There certainly was a curious absence of ritual in the services at Hurstmonceaux. Yet one felt that Uncle Julius's whole heart was in the way he read the prayers. What was wanting arose from his personal characteristics, the same which made him always hopelessly unpunctual, which caused him to waste his mornings in hopeless dawdling just when there was most to be done, which so often sent him off for his afternoon walk just as the dinner-bell rang.
I was more than usually tried during the weeks spent at home this autumn by the way in which Mrs. Alexander was set up on a pinnacle of worship by Uncle Julius and Aunt Esther—everything and everybody, especially my mother, being expected to give way to her. My journal, however, has many touching reminiscences of quiet evenings in our home life at this time—when I read aloud to my dearest mother, and she played and sang "Comfort ye," I sitting on the little sofa by her side, the light from the candles falling upon "the Reading Magdalen" over the pianoforte—and of her simple, earnest prayers aloud by the little round table in her own room that "the pleasures given us in this world might not draw us out of the simple way of God." Especially touching to me is the remembrance of our last evening together this summer, for it was then almost first that she began to allow the part my life bore in hers. "O God," she prayed, "be with us at our parting: and oh! prepare us to meet when parting will be at an end." As I kissed her afterwards she said, "You are a dear good child to me, darling. I may blame you sometimes, and find fault with your opinions, but you are a dear, good, dutiful child to me."
As I was returning to Oxford I paid a visit to Hugh Pearson at Sonning.
To MY MOTHER.
"Sonning, Oct. 21, 1854.—The thought that my mother is well now and does not need me enables me to bear having only paper-conversation again for a little while.

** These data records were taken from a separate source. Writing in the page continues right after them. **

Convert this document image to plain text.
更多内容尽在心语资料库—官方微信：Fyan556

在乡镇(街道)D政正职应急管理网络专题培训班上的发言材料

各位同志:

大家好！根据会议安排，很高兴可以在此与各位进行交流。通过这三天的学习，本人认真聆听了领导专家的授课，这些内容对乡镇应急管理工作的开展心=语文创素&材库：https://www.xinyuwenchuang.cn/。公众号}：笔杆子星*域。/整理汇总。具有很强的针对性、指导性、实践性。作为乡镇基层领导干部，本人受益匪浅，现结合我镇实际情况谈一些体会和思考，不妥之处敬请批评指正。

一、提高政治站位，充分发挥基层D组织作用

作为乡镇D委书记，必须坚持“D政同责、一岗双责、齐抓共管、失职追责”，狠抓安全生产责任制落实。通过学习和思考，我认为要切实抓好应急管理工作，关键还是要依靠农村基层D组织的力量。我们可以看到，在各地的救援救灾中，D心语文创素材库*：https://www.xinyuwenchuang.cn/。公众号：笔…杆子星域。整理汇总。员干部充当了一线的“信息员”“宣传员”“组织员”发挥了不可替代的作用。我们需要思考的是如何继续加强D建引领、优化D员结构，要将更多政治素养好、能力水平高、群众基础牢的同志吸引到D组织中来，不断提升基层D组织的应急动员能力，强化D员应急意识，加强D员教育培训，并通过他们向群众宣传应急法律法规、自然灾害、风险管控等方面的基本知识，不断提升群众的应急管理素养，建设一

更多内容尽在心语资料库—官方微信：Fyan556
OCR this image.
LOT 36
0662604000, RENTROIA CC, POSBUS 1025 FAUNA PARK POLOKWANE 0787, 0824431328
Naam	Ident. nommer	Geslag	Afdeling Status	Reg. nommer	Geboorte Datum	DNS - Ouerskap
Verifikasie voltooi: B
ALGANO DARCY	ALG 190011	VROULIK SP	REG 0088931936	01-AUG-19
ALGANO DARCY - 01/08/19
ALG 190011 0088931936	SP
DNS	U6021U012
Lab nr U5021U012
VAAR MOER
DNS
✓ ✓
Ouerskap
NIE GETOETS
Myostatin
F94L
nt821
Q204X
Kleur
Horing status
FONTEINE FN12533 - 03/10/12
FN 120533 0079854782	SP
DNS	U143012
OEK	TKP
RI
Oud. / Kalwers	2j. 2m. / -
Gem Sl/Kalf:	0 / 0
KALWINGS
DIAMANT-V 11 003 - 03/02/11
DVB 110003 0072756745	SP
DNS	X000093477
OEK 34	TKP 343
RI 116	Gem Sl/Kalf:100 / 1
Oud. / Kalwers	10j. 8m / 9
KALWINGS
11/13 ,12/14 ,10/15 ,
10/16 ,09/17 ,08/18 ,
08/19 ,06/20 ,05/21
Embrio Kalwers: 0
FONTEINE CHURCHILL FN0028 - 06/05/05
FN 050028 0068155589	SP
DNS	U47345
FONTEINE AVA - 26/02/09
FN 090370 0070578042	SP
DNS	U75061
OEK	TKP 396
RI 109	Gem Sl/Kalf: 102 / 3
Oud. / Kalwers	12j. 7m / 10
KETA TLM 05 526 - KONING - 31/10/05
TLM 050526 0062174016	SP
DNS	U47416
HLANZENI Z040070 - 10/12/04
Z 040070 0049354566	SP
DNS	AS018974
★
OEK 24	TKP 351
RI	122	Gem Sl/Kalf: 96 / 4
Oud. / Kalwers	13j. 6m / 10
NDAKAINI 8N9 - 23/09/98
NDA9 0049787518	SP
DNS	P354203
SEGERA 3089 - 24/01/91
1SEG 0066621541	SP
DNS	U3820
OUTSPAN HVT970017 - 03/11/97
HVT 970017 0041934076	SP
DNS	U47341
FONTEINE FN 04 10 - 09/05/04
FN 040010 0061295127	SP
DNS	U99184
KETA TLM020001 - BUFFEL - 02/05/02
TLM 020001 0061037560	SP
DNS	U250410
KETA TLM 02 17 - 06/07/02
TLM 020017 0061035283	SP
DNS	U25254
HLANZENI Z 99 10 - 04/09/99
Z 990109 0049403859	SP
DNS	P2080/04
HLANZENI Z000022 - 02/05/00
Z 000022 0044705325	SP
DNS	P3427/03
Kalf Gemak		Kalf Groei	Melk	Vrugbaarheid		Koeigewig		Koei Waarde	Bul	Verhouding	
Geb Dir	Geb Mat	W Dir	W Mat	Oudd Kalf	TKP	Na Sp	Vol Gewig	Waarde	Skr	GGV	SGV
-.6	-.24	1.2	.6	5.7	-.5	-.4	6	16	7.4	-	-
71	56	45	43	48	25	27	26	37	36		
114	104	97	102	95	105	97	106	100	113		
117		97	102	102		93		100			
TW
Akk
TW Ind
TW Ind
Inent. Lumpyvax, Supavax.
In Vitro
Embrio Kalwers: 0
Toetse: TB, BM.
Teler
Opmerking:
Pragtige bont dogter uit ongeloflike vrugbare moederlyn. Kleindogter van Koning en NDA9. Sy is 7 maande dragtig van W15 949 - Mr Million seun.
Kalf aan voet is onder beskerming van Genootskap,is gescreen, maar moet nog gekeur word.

But how I long to know each hour of the day what my dear mother is doing, and wish that she could see me—very happy here in this peaceful little spot.

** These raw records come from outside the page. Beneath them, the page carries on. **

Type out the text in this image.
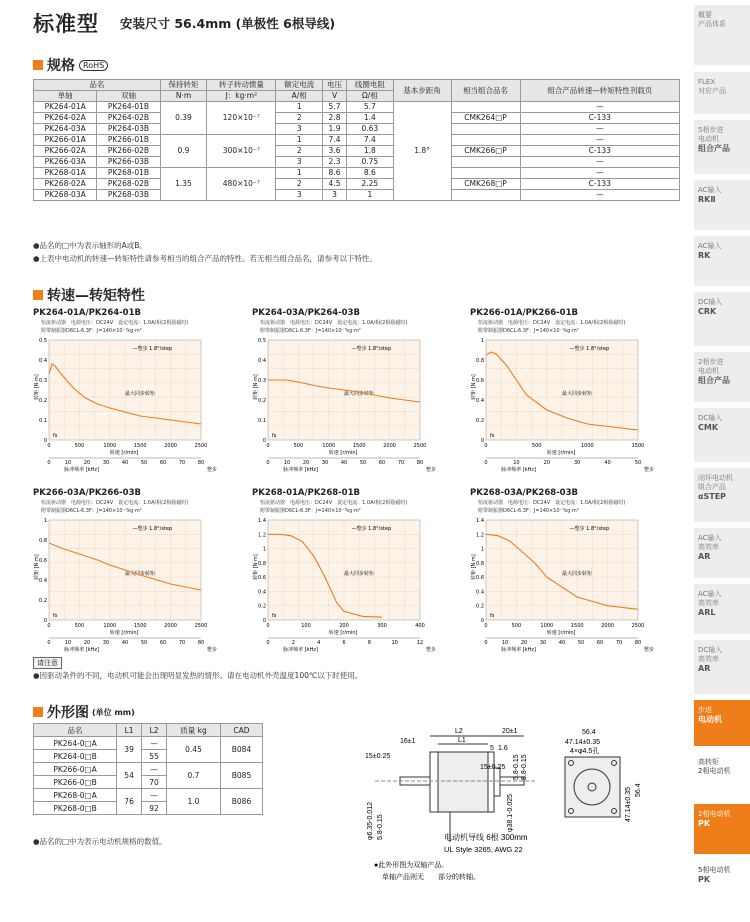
标准型 安装尺寸 56.4mm (单极性 6根导线)
规格	RoHS
品名		保持转矩	转子转动惯量	额定电流	电压	线圈电阻	基本步距角	相当组合品名	组合产品转速—转矩特性刊载页
单轴	双轴	N·m	J：kg·m²	A/相	V	Ω/相			
PK264-01A	PK264-01B	0.39	120×10⁻⁷	1	5.7	5.7	1.8°		—
PK264-02A	PK264-02B			2	2.8	1.4		CMK264□P	C-133
PK264-03A	PK264-03B			3	1.9	0.63			—
PK266-01A	PK266-01B	0.9	300×10⁻⁷	1	7.4	7.4			—
PK266-02A	PK266-02B			2	3.6	1.8		CMK266□P	C-133
PK266-03A	PK266-03B			3	2.3	0.75			—
PK268-01A	PK268-01B	1.35	480×10⁻⁷	1	8.6	8.6			—
PK268-02A	PK268-02B			2	4.5	2.25		CMK268□P	C-133
PK268-03A	PK268-03B			3	3	1			—
●品名的□中为表示轴形的A或B。
●上表中电动机的转速—转矩特性请参考相当的组合产品的特性。若无相当组合品名，请参考以下特性。
转速—转矩特性
PK264-01A/PK264-01B
恒流驱动器　电源电压：DC24V　设定电流：1.0A/相(2相励磁时)
附带制振器D6CL-6.3F：J=140×10⁻⁷kg·m²
0
0.1
0.2
0.3
0.4
0.5
0	500	1000	1500	2000	2500
0	10	20	30	40	50	60	70	80
转速 [r/min]
脉冲频率 [kHz]	整步
转矩 [N·m]
—整步 1.8°/step
最大同步转矩
fs
PK264-03A/PK264-03B
恒流驱动器　电源电压：DC24V　设定电流：1.0A/相(2相励磁时)
附带制振器D6CL-6.3F：J=140×10⁻⁷kg·m²
0
0.1
0.2
0.3
0.4
0.5
0	500	1000	1500	2000	2500
0	10	20	30	40	50	60	70	80
转速 [r/min]
脉冲频率 [kHz]	整步
转矩 [N·m]
—整步 1.8°/step
最大同步转矩
fs
PK266-01A/PK266-01B
恒流驱动器　电源电压：DC24V　设定电流：1.0A/相(2相励磁时)
附带制振器D6CL-6.3F：J=140×10⁻⁷kg·m²
0
0.2
0.4
0.6
0.8
1
0	500	1000	1500
0	10	20	30	40	50
转速 [r/min]
脉冲频率 [kHz]	整步
转矩 [N·m]
—整步 1.8°/step
最大同步转矩
fs
PK266-03A/PK266-03B
恒流驱动器　电源电压：DC24V　设定电流：1.0A/相(2相励磁时)
附带制振器D6CL-6.3F：J=140×10⁻⁷kg·m²
0
0.2
0.4
0.6
0.8
1
0	500	1000	1500	2000	2500
0	10	20	30	40	50	60	70	80
转速 [r/min]
脉冲频率 [kHz]	整步
转矩 [N·m]
—整步 1.8°/step
最大同步转矩
fs
PK268-01A/PK268-01B
恒流驱动器　电源电压：DC24V　设定电流：1.0A/相(2相励磁时)
附带制振器D6CL-6.3F：J=140×10⁻⁷kg·m²
0
0.2
0.4
0.6
0.8
1
1.2
1.4
0	100	200	300	400
0	2	4	6	8	10	12
转速 [r/min]
脉冲频率 [kHz]	整步
转矩 [N·m]
—整步 1.8°/step
最大同步转矩
fs
PK268-03A/PK268-03B
恒流驱动器　电源电压：DC24V　设定电流：1.0A/相(2相励磁时)
附带制振器D6CL-6.3F：J=140×10⁻⁷kg·m²
0
0.2
0.4
0.6
0.8
1
1.2
1.4
0	500	1000	1500	2000	2500
0	10	20	30	40	50	60	70	80
转速 [r/min]
脉冲频率 [kHz]	整步
转矩 [N·m]
—整步 1.8°/step
最大同步转矩
fs
请注意
●因驱动条件的不同，电动机可能会出现明显发热的情形。请在电动机外壳温度100℃以下时使用。
外形图 (单位 mm)
品名	L1	L2	质量 kg	CAD
PK264-0□A	39	—	0.45	B084
PK264-0□B		55		
PK266-0□A	54	—	0.7	B085
PK266-0□B		70		
PK268-0□A	76	—	1.0	B086
PK268-0□B		92		
●品名的□中为表示电动机规格的数值。
L2
L1
20±1
16±1
5 1.6
15±0.25
15±0.25 5.8-0.15
5.8-0.15
φ38.1-0.025
φ6.35-0.012 5.8-0.15	电动机导线 6根 300mm
UL Style 3265, AWG 22
56.4
47.14±0.35
4×φ4.5孔
47.14±0.35 56.4
●此外形图为双轴产品。
单轴产品则无　　部分的转轴。
概要
产品体系
FLEX
对应产品
5相步进
电动机
组合产品
AC输入
RKⅡ
AC输入
RK
DC输入
CRK
2相步进
电动机
组合产品
DC输入
CMK
闭环电动机
组合产品
αSTEP
AC输入
高效率
AR
AC输入
高效率
ARL
DC输入
高效率
AR
步进
电动机
高转矩
2相电动机
PKP
2相电动机
PK
5相电动机
PK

"H. P. was dressing when I arrived, but came to my room to welcome me, most warmly, as he always does. There was a party at dinner, but they left early, and I had a long talk afterwards with my host over the fire. There is really no one I like so much. He gave an amusing description of his church-restoration, very gradual, not to shock people's prejudices. At last, when he put up a statuette of the patron saint—St. Andrew—over the entrance, Bishop Wilberforce came in high delight—'No other man in my diocese would have dared to do such a thing.'[98] Bishop Blomfield rather admired his stone pulpit, but said, 'I don't usually like a stone pulpit; I usually prefer a wooden one, something more suited to the preacher inside.'
"After breakfast we went out to pick up apples to feed H. P.'s pet donkey with. What a pretty place Sonning is! The river winding round, with old willows and a weir; the site of the palace of the Bishop of Sarum marked by an old ash-tree; and the church—'all as like naughty Rome as it dares,' says H. P., but very beautiful within.... 'What a rate you do write at, child,' he says as he is working tortoise-pace at his sermon by my side."